The Humor Mill

On This Day In Comedy… In 1988 ‘School Daze’ Was Released By Columbia Pictures!

Posted Feb 13, 2018

 

On this day in comedy on February 12, 1988, School Daze was released by Columbia Pictures

This is Spike Lee’s second major motion picture following his debut, She’s Gotta Have It.   In School Daze the issue is not sexual promiscuity and social morality, but racial identity and division.  Its Dark-Skinned Blacks VS Light Skinned Blacks set in the backdrop of a fictional Historically Black College and its fraternity / sorority culture.   It’s part comedy, part drama and part musical (but not the corny kind).  

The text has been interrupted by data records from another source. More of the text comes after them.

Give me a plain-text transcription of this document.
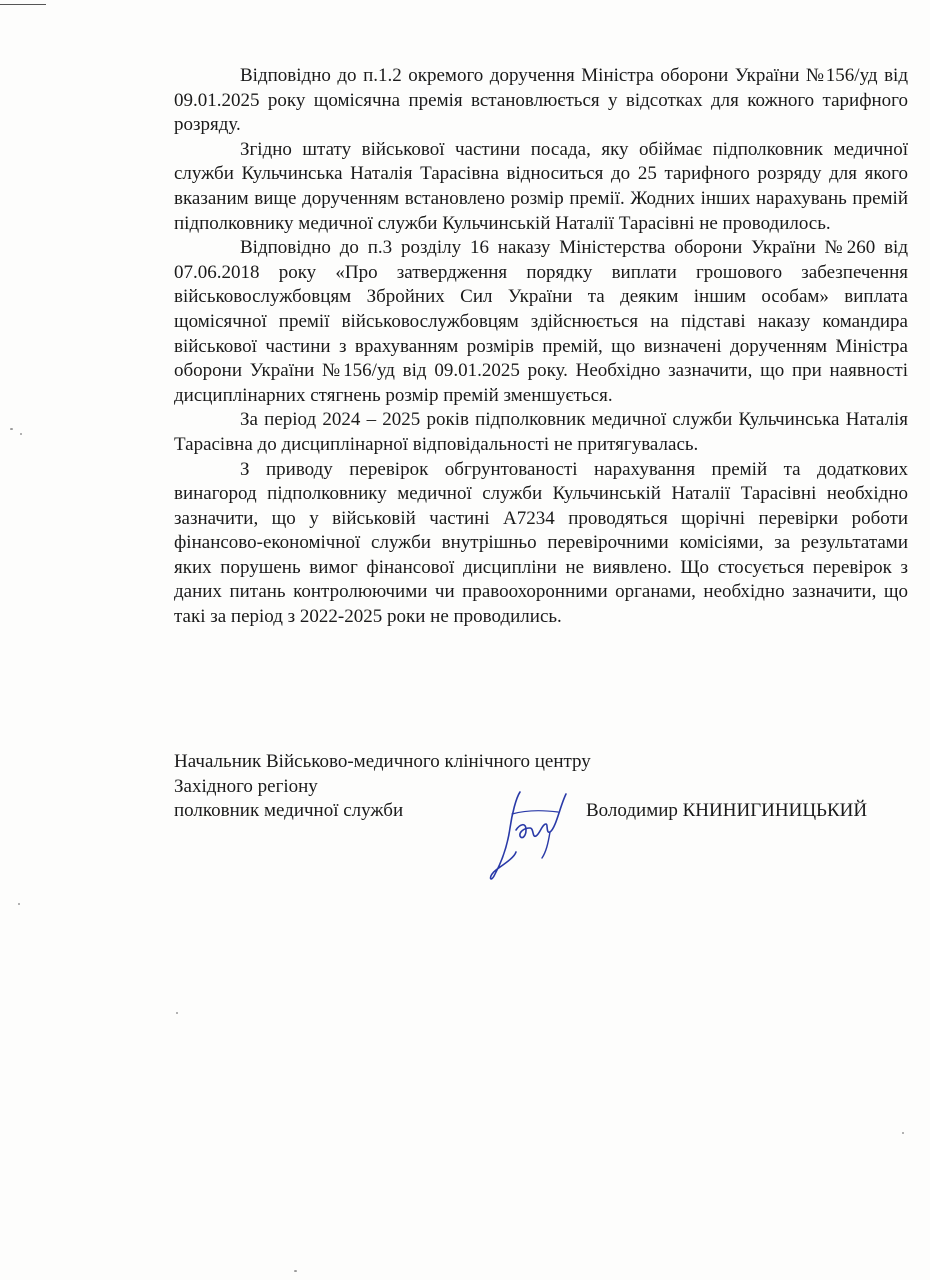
Відповідно до п.1.2 окремого доручення Міністра оборони України №156/уд від 09.01.2025 року щомісячна премія встановлюється у відсотках для кожного тарифного розряду.

Згідно штату військової частини посада, яку обіймає підполковник медичної служби Кульчинська Наталія Тарасівна відноситься до 25 тарифного розряду для якого вказаним вище дорученням встановлено розмір премії. Жодних інших нарахувань премій підполковнику медичної служби Кульчинській Наталії Тарасівні не проводилось.

Відповідно до п.3 розділу 16 наказу Міністерства оборони України №260 від 07.06.2018 року «Про затвердження порядку виплати грошового забезпечення військовослужбовцям Збройних Сил України та деяким іншим особам» виплата щомісячної премії військовослужбовцям здійснюється на підставі наказу командира військової частини з врахуванням розмірів премій, що визначені дорученням Міністра оборони України №156/уд від 09.01.2025 року. Необхідно зазначити, що при наявності дисциплінарних стягнень розмір премій зменшується.

За період 2024 – 2025 років підполковник медичної служби Кульчинська Наталія Тарасівна до дисциплінарної відповідальності не притягувалась.

З приводу перевірок обгрунтованості нарахування премій та додаткових винагород підполковнику медичної служби Кульчинській Наталії Тарасівні необхідно зазначити, що у військовій частині А7234 проводяться щорічні перевірки роботи фінансово-економічної служби внутрішньо перевірочними комісіями, за результатами яких порушень вимог фінансової дисципліни не виявлено. Що стосується перевірок з даних питань контролюючими чи правоохоронними органами, необхідно зазначити, що такі за період з 2022-2025 роки не проводились.

Начальник Військово-медичного клінічного центру
Західного регіону
полковник медичної служби	Володимир КНИНИГИНИЦЬКИЙ
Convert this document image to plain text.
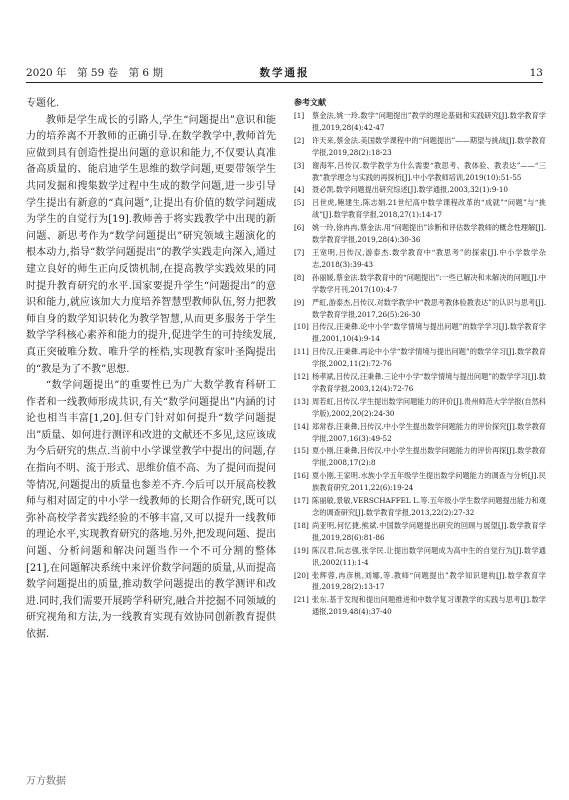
2020 年　第 59 卷　第 6 期	数学通报	13

专题化.

教师是学生成长的引路人,学生“问题提出”意识和能力的培养离不开教师的正确引导.在数学教学中,教师首先应做到具有创造性提出问题的意识和能力,不仅要认真准备高质量的、能启迪学生思维的数学问题,更要带领学生共同发掘和搜集数学过程中生成的数学问题,进一步引导学生提出有新意的“真问题”,让提出有价值的数学问题成为学生的自觉行为[19].教师善于将实践教学中出现的新问题、新思考作为“数学问题提出”研究领域主题演化的根本动力,指导“数学问题提出”的教学实践走向深入,通过建立良好的师生正向反馈机制,在提高教学实践效果的同时提升教育研究的水平.国家要提升学生“问题提出”的意识和能力,就应该加大力度培养智慧型教师队伍,努力把教师自身的数学知识转化为教学智慧,从而更多服务于学生数学学科核心素养和能力的提升,促进学生的可持续发展,真正突破唯分数、唯升学的桎梏,实现教育家叶圣陶提出的“教是为了不教”思想.

“数学问题提出”的重要性已为广大数学教育科研工作者和一线教师形成共识,有关“数学问题提出”内涵的讨论也相当丰富[1,20].但专门针对如何提升“数学问题提出”质量、如何进行测评和改进的文献还不多见,这应该成为今后研究的焦点.当前中小学课堂教学中提出的问题,存在指向不明、流于形式、思维价值不高、为了提问而提问等情况,问题提出的质量也参差不齐.今后可以开展高校教师与相对固定的中小学一线教师的长期合作研究,既可以弥补高校学者实践经验的不够丰富,又可以提升一线教师的理论水平,实现教育研究的落地.另外,把发现问题、提出问题、分析问题和解决问题当作一个不可分割的整体[21],在问题解决系统中来评价数学问题的质量,从而提高数学问题提出的质量,推动数学问题提出的教学测评和改进.同时,我们需要开展跨学科研究,融合并挖掘不同领域的研究视角和方法,为一线教育实现有效协同创新教育提供依据.

参考文献
[1]	蔡金法,姚一玲.数学“问题提出”教学的理论基础和实践研究[J].数学教育学报,2019,28(4):42-47
[2]	许天来,蔡金法.美国数学课程中的“问题提出”——期望与挑战[J].数学教育学报,2019,28(2):18-23
[3]	谢海军,吕传汉.数学教学为什么需要“教思考、教体验、教表达”——“三教”教学理念与实践的再探析[J].中小学教师培训,2019(10):51-55
[4]	聂必凯.数学问题提出研究综述[J].数学通报,2003,32(1):9-10
[5]	吕世虎,鲍建生,陈志娟.21世纪高中数学课程改革的“成就”“问题”与“挑战”[J].数学教育学报,2018,27(1):14-17
[6]	姚一玲,徐冉冉,蔡金法.用“问题提出”诊断和评估数学教师的概念性理解[J].数学教育学报,2019,28(4):30-36
[7]	王宽明,吕传汉,游泰杰.数学教育中“教思考”的探索[J].中小学数学杂志,2018(3):39-43
[8]	孙丽媛,蔡金法.数学教育中的“问题提出”:一些已解决和未解决的问题[J].中学数学月刊,2017(10):4-7
[9]	严虹,游泰杰,吕传汉.对数学教学中“教思考教体验教表达”的认识与思考[J].数学教育学报,2017,26(5):26-30
[10] 吕传汉,汪秉彝.论中小学“数学情境与提出问题”的数学学习[J].数学教育学报,2001,10(4):9-14
[11] 吕传汉,汪秉彝.再论中小学“数学情境与提出问题”的数学学习[J].数学教育学报,2002,11(2):72-76
[12] 杨孝斌,吕传汉,汪秉彝.三论中小学“数学情境与提出问题”的数学学习[J].数学教育学报,2003,12(4):72-76
[13] 周若虹,吕传汉.学生提出数学问题能力的评价[J].贵州师范大学学报(自然科学版),2002,20(2):24-30
[14] 郑常春,汪秉彝,吕传汉.中小学生提出数学问题能力的评价探究[J].数学教育学报,2007,16(3):49-52
[15] 夏小刚,汪秉彝,吕传汉.中小学生提出数学问题能力的评价再探[J].数学教育学报,2008,17(2):8
[16] 夏小刚,王家明.水族小学五年级学生提出数学问题能力的调查与分析[J].民族教育研究,2011,22(6):19-24
[17] 陈丽敏,景敏,VERSCHAFFEL L.等.五年级小学生数学问题提出能力和观念的调查研究[J].数学教育学报,2013,22(2):27-32
[18] 尚亚明,何忆捷,熊斌.中国数学问题提出研究的回顾与展望[J].数学教育学报,2019,28(6):81-86
[19] 陈汉君,阮志强,张学民.让提出数学问题成为高中生的自觉行为[J].数学通讯,2002(11):1-4
[20] 张辉蓉,冉彦桃,刘娜,等.教师“问题提出”教学知识建构[J].数学教育学报,2019,28(2):13-17
[21] 张东.基于发现和提出问题推进和中数学复习课教学的实践与思考[J].数学通报,2019,48(4):37-40
万方数据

Written, directed and featuring Lee, the story is semi-autobiographical from his own college experiences.   In the film all his character, “Half-Pint”, wants to do is pledge a fraternity and get some girls.  Simple, but crossing the burning sands and being made a Gamma Phi Gamma man is not.   He must not only go through the usual hazing, but he’s at a Black college and there’s discrimination; from one frat to the next based on skin pigment, eye color and hair texture.  Then he’s got his older cousin who is a militant and fraternally a GDI (Go**amn Independent) played by Laurence Fishburne (back when he was Larry) giving him a hard time about going through that nonsense to be with a group of guys he doesn’t even like (led by Giancarlo Esposito, who Fishburne doesn’t like).   There’s conflict and tensions between the local blue collar Black youth and the “spoiled college boys”, jealousy amongst the sisters on both sides of the color line and a faculty that’s more clueless than Stacy Dash.  But there’s nothing to worry about – it’s a movie and all this dramedy comes to a head Homecoming weekend when the two rival frats clash and WAKE UP!     

School Daze boasts an impressive cast.   Tisha Campbell is Esposito’s girlfriend.   Samuel L. Jackson plays a local homeboy, who doesn’t like the college homeboys.  Joe Seneca is the President of the college, Ossie Davis the coach and Art Evans an administrator.   The rest of the cast is rounded out with Bill Nunn, Jasmine Guy, Darryl M. Bell, Branford Marsalis, Kadeem Hardison, Phyllis Hyman and of course, Joie Lee.  

The usually controversial Spike Lee was on his artistic and polarizing ascension during this period and School Daze helped fuel his reputation.   Behind the scenes he’d housed the light skinned Blacks in better accommodations than the dark-skinned Blacks to add to the tension on the set.   It did.   The animosity was so great that an actual fight broke out between the two groups of ‘actors” and Lee told his crew to keep filming.   That fight was in the movie.   It vividly demonstrated the realistic relationship dynamics that were themed in School Daze and the purity translated, as well as stirred up opposing viewpoints.  Whereas mainstream critics found the film frank, honest and revealing; exposing a slice of society they were unfamiliar.  The Black colleges on the other hand took exception to Lee’s use of real life language used in those colleges to describe language used in those colleges.   They resented his portrayal of racial separatism and during filming Morehouse, Spelman and Clark Atlanta University kicked him off their campuses.  Filming had to be completed at nearby Morris Brown College.  

School Daze was the inspiration for the NBC sitcom, A Different World.  It also spawned a number one hit on Billboard’s R&B chart (Da Butt) and featured the Phyllis Hyman song, Be One.    On a budget of $6.5 million School Daze grossed $14,545,844.